Education is the Science of Relations.—The idea that vivifies teaching in the Parents’ Union is that Education is the Science of Relations; by which phrase we mean that children come into the world with a natural ‘appetency,’ to use Coleridge’s word, for, and affinity with, all the material of knowledge; for interest in the heroic past and in the age of myths; for a desire to know about everything that moves and lives, about strange places and strange peoples; for a wish to handle material and to make; a desire to run and ride and row and do whatever the law of gravitation permits.
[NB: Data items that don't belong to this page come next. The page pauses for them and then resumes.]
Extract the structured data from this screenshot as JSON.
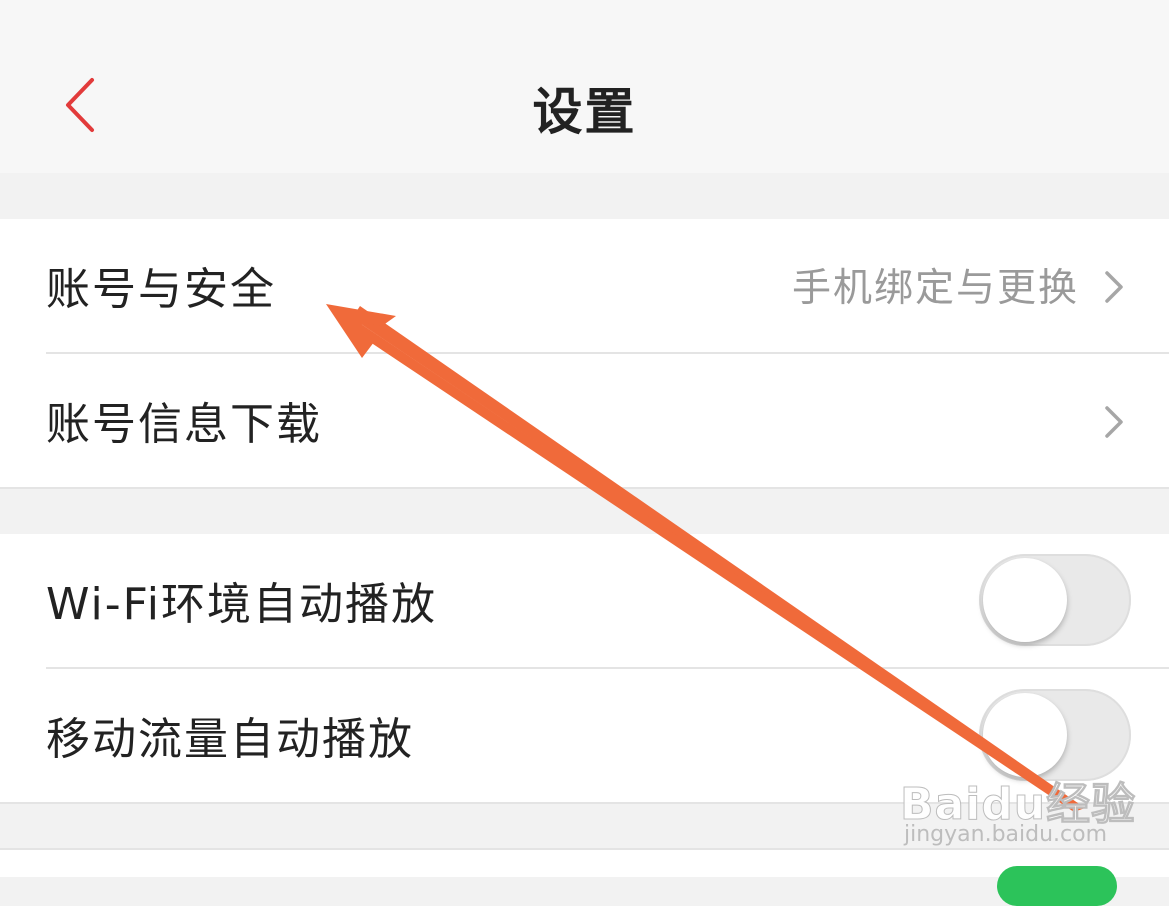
{
  "header": {
    "title": "设置",
    "back_icon": "chevron-left-icon",
    "accent_color": "#e23b3b"
  },
  "groups": [
    {
      "rows": [
        {
          "label": "账号与安全",
          "value": "手机绑定与更换",
          "icon": "chevron-right-icon"
        },
        {
          "label": "账号信息下载",
          "value": "",
          "icon": "chevron-right-icon"
        }
      ]
    },
    {
      "rows": [
        {
          "label": "Wi-Fi环境自动播放",
          "toggle_on": false
        },
        {
          "label": "移动流量自动播放",
          "toggle_on": false
        }
      ]
    }
  ],
  "annotation": {
    "arrow_color": "#f06a3a",
    "arrow_icon": "annotation-arrow"
  },
  "watermark": {
    "logo": "Baidu经验",
    "url": "jingyan.baidu.com"
  }
}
Therefore we do not feel it is lawful in the early days of a child’s life to select certain subjects for his education to the exclusion of others; to say he shall not learn Latin, for example, or shall not learn Science; but we endeavour that he shall have relations of pleasure and intimacy established with as many as possible of the interests proper to him; not learning a slight or incomplete smattering about this or that subject, but plunging into vital knowledge, with a great field before him which in all his life he will not be able to explore. In this conception we get that ‘touch of emotion’ which vivifies knowledge, for it is probable that we feel only as we are brought into our proper vital relations.

 

— Charlotte Mason, School Education —

 

Foreign language instruction at Ambleside Schools follows a “series method” created by François Gouin and described in the book, Teaching Languages with Miss Mason and François, by Allison Adrian. A series reflects the steps one performs when encountering various situations; arriving at school, for example, I say, “Good morning;” I open my backpack; I take out my books; I put my books on the shelf … when introducing a new series, students learn the series in English before moving on to the Spanish. Marcella Tyler, Spanish instructor at Ambleside Marion, teaches Spanish using this method, and a 20-minute class for younger students includes memory work, prayers, songs, recitation of previous series, and engaging in learning new series. Brian Brostrom, of RiverTree School, oversees Spanish instruction for Ambleside Schools International. Brian wrote:

 

In his book Vintage Innovation: Leveraging Retro Tools and Classic Ideas to Design Deeper Learning Experiences, author John Spencer articulates how meaningful education can often take place with a combination of innovative ideas and the “tried and true.” Decidedly innovative for the time period in which it was created, our Gouin method used in Spanish language instruction shows just how effectively a nineteenth-century method can still be used to engage students in a joy-filled pursuit toward proficiency in another language. For François Gouin to harness the students’ natural restless energy and desire to speak in creating a methodology in training their ears, tongues and minds in a second language was a stroke of brilliance. The following is one of my favorite passages from Gouin’s work:

 

“One of the French Ministers said some time back, speaking of the teaching of languages, that what was necessary was to seek some means, not of making the whole class of children sit still on the school-benches, but, on the other hand, of putting them to work, and of utilizing the unconquerable need of movement of childhood upon the side of instruction; that the means should be found not of imposing silence upon a class, but rather of requiring them all to speak.”

 

Although nearly 130 years have passed, I believe the children of Gouin’s time were entirely similar to ours in so many ways. Some things just never change.